El operador del teleprompter de Trump apostó en Kalshi con info privilegiada de sus discursos
Gabriel Perez, quien maneja el teleprompter presidencial desde 2016, enfrenta una investigación de la CFTC por usar conocimiento previo de los discursos de Trump para apostar 100.000 dólares en el mercado de predicción Kalshi.
Un caso que mezcla política, tecnología y apuestas online está generando revuelo en las últimas semanas. Gabriel Perez, el operador del teleprompter que acompaña a Donald Trump desde la campaña de 2016, se encuentra bajo la lupa de la Comisión de Trading de Futuros de Materias Primas (CFTC) de Estados Unidos. La razón: presuntamente usó su acceso privilegiado a los textos de los discursos para colocar apuestas en Kalshi, una plataforma de mercados de predicción.
Según trascendió, Perez habría invertido alrededor de 100.000 dólares en pronósticos sobre palabras o frases específicas que Trump diría en eventos públicos. En los mercados de predicción como Kalshi, los usuarios apuestan dinero real sobre resultados de eventos reales, desde elecciones hasta detalles mucho más específicos. En este caso, el insider knowledge parece haber jugado un rol clave.

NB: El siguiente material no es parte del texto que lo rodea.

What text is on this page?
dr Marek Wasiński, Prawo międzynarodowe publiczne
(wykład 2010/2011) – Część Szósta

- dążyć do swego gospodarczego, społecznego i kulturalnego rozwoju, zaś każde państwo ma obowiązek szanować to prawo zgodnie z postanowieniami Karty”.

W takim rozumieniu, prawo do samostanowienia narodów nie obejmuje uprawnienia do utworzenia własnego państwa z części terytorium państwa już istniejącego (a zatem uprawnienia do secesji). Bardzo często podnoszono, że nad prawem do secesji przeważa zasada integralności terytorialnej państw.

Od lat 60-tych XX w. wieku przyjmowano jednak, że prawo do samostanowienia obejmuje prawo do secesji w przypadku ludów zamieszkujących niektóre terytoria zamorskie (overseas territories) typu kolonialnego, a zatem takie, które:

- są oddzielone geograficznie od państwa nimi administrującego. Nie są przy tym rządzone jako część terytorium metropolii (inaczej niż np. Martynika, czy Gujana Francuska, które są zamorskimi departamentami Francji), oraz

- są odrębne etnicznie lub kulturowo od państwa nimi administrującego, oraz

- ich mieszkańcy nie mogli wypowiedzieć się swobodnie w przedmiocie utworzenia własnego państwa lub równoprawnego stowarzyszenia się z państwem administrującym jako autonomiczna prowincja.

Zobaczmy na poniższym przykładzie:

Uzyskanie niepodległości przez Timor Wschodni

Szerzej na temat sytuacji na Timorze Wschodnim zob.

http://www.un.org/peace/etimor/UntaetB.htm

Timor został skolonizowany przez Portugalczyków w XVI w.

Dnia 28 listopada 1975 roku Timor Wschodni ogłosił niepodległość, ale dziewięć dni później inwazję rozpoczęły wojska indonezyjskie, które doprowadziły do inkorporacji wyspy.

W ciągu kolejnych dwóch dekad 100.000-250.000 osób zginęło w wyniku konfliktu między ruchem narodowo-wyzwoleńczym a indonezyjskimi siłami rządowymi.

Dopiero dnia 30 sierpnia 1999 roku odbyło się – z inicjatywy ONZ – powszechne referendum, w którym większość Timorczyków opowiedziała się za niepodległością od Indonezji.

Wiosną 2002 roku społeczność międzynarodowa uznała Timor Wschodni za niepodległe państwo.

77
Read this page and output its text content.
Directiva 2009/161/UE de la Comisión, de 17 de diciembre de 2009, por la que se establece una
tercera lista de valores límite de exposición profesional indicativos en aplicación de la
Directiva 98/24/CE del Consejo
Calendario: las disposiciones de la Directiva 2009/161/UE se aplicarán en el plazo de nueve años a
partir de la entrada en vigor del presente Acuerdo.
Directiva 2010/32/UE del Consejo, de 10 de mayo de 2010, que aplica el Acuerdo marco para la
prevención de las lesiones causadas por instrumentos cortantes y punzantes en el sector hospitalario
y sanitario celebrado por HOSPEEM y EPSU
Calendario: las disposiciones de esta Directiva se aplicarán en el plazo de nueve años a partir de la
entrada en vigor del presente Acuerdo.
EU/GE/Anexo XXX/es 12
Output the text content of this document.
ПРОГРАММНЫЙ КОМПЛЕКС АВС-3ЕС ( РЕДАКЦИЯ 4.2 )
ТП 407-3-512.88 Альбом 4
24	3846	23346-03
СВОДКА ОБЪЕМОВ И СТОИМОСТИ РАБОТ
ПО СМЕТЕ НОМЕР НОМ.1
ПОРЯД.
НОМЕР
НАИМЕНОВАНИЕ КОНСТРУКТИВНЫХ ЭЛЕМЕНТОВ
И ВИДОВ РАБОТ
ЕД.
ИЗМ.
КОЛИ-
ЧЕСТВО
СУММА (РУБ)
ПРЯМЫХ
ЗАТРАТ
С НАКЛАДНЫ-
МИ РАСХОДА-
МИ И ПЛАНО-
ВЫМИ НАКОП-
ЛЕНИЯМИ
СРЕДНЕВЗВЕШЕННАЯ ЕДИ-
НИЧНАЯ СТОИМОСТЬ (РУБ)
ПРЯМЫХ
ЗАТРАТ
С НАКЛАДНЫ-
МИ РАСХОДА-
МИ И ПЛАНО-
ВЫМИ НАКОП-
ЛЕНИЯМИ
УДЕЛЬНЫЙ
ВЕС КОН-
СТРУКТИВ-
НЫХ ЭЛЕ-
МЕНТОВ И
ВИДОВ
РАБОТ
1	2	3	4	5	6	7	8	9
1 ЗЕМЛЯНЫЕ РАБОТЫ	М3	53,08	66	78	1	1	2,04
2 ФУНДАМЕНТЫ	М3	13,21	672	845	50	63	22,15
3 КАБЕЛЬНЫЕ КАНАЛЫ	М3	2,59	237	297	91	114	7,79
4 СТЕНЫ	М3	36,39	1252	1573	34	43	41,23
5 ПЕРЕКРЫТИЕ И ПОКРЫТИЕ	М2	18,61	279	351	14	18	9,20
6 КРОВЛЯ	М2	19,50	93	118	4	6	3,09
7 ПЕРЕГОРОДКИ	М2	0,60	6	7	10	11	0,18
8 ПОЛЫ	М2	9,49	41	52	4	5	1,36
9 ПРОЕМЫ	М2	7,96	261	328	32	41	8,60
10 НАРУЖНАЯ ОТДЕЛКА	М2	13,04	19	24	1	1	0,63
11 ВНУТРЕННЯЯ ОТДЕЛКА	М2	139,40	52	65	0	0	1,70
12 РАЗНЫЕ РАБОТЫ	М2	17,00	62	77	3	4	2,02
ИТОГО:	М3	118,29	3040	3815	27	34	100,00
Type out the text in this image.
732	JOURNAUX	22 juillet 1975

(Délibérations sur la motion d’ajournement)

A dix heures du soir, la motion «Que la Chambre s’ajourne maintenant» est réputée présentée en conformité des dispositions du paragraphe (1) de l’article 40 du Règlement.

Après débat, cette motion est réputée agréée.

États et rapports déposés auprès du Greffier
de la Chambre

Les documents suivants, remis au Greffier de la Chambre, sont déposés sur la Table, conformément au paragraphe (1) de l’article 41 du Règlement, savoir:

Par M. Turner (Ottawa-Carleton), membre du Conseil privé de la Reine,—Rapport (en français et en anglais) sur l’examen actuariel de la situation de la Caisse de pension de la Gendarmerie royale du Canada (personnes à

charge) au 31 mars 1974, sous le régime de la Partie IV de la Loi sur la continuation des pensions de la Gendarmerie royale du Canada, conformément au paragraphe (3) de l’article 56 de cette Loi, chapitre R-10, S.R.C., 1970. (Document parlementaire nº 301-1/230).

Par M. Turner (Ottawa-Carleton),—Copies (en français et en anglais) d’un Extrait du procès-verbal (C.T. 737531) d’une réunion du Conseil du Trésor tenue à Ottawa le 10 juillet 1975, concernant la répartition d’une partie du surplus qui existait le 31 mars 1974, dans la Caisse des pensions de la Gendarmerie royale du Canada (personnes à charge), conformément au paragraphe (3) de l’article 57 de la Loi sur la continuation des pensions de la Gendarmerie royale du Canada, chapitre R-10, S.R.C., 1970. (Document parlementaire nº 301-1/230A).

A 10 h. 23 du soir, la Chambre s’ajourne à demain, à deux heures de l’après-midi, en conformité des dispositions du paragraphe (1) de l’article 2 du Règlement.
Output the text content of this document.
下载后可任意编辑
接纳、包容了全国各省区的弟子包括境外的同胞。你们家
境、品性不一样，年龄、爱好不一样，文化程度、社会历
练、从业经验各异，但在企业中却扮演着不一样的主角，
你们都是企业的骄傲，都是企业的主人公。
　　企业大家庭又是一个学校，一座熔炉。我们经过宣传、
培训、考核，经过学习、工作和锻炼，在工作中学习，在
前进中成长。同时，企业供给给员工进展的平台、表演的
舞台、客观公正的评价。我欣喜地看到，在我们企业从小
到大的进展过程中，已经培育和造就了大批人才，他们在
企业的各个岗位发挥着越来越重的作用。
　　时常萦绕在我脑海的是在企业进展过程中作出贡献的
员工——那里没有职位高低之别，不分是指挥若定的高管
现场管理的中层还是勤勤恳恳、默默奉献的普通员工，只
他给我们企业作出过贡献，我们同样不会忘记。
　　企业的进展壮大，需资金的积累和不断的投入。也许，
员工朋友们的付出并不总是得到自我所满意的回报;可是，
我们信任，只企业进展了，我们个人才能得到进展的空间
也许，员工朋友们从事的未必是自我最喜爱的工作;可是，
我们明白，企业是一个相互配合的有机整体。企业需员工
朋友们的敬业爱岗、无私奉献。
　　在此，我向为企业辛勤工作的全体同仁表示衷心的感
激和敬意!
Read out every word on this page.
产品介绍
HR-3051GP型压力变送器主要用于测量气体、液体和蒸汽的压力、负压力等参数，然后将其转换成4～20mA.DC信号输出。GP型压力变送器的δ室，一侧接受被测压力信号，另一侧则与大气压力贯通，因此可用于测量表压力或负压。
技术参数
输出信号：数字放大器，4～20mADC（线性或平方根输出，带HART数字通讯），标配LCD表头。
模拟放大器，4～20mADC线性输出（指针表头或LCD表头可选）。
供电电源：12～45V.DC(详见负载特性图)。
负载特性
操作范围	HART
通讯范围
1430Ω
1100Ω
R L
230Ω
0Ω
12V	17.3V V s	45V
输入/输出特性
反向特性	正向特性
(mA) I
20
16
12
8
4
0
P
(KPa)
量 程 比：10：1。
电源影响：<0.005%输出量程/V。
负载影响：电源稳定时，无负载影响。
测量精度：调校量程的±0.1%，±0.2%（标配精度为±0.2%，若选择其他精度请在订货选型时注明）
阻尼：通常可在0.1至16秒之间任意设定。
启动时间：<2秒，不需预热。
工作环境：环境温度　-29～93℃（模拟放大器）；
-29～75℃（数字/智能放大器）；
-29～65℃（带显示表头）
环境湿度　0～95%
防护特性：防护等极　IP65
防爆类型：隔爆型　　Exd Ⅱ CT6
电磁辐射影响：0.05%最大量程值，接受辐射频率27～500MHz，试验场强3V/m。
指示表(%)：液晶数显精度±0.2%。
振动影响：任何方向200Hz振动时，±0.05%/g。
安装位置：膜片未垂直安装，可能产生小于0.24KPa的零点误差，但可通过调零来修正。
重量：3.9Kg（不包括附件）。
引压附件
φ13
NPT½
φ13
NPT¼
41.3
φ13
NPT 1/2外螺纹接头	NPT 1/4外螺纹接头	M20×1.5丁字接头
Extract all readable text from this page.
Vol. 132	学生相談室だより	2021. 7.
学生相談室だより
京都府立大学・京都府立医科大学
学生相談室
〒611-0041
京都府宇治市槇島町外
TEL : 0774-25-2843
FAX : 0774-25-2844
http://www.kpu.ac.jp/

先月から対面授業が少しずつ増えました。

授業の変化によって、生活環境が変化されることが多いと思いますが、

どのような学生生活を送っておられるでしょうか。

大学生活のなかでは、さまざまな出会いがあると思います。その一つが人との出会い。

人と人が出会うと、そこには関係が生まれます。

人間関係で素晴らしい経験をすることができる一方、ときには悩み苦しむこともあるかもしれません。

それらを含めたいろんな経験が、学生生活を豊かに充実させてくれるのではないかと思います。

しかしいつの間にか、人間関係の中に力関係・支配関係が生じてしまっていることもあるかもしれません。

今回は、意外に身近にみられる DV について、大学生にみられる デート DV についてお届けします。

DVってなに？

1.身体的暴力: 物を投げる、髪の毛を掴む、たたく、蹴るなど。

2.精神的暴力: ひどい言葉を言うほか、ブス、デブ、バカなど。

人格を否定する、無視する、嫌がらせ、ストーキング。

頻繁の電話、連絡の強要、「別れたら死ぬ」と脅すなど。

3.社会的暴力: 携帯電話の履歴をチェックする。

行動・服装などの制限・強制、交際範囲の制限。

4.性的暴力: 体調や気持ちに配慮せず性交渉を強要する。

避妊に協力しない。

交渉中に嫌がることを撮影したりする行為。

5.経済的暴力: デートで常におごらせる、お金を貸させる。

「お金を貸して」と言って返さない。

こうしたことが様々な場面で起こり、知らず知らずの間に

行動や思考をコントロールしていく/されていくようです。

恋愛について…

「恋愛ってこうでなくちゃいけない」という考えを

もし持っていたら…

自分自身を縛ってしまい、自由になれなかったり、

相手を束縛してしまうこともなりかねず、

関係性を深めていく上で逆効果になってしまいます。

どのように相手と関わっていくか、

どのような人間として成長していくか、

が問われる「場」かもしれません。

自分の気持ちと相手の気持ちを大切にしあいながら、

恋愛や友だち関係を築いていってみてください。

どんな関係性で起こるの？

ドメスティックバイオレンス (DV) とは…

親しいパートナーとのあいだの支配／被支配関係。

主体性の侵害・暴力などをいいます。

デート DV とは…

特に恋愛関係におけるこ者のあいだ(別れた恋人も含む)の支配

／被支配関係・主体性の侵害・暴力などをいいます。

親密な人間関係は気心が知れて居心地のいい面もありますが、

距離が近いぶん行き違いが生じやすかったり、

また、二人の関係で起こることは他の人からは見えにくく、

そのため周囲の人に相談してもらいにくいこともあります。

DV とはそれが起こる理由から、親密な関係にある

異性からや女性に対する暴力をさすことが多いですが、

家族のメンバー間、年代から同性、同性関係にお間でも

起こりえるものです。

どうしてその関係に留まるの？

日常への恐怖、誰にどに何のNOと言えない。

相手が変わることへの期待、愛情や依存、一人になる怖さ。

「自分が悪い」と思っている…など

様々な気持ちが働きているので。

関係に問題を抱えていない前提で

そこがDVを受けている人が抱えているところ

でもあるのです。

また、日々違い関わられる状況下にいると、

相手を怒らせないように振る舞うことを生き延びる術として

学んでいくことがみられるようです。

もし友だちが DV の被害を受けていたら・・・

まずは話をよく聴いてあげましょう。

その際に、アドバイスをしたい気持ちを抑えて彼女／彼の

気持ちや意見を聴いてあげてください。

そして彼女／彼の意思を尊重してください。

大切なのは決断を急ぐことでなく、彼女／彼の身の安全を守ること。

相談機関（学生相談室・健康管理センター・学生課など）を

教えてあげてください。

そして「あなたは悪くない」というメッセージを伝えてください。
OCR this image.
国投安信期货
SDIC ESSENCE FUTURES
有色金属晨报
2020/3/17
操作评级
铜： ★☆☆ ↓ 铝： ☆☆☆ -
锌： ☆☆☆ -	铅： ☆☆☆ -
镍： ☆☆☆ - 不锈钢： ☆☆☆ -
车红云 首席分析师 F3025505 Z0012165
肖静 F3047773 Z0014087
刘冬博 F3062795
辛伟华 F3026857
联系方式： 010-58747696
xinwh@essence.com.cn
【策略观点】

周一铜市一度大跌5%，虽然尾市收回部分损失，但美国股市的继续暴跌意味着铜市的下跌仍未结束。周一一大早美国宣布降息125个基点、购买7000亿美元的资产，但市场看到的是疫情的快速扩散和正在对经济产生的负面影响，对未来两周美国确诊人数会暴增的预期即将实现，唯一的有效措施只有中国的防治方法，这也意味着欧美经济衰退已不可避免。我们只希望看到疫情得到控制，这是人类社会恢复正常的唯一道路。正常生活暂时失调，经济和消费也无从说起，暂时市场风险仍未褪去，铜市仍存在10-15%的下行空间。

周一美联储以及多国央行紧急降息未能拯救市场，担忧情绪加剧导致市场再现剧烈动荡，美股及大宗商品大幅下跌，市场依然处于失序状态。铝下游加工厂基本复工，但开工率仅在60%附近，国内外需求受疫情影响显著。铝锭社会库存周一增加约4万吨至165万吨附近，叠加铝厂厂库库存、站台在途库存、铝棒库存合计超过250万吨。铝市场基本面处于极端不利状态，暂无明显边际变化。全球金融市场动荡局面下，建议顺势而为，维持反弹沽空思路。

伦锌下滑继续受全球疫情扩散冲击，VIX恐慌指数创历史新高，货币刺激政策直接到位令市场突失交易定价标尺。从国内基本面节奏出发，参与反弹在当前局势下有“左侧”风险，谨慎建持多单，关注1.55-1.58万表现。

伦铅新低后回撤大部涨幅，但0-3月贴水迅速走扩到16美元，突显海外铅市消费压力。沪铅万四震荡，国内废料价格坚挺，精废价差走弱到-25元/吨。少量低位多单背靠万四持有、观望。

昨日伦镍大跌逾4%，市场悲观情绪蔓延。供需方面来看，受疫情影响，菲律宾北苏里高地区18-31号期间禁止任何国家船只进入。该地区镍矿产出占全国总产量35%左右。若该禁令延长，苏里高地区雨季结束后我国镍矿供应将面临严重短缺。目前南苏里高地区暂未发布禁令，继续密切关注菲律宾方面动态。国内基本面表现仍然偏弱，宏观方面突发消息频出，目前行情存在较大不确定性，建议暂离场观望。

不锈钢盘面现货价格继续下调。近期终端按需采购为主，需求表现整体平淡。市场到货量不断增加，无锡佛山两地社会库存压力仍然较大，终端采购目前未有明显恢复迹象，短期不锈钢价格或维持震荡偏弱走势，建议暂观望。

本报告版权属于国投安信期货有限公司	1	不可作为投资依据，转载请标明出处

Lo llamativo del asunto es cómo alguien tan cercano al día a día de un expresidente y candidato pueda convertir esa cercanía en una ventaja para apostar. Perez no es un asesor de alto vuelo ni un estratega de campaña; es el tipo que se asegura de que las palabras aparezcan en la pantalla en el momento justo, a la velocidad adecuada y sin errores. Ese rol le daba, aparentemente, una ventana temprana a los contenidos.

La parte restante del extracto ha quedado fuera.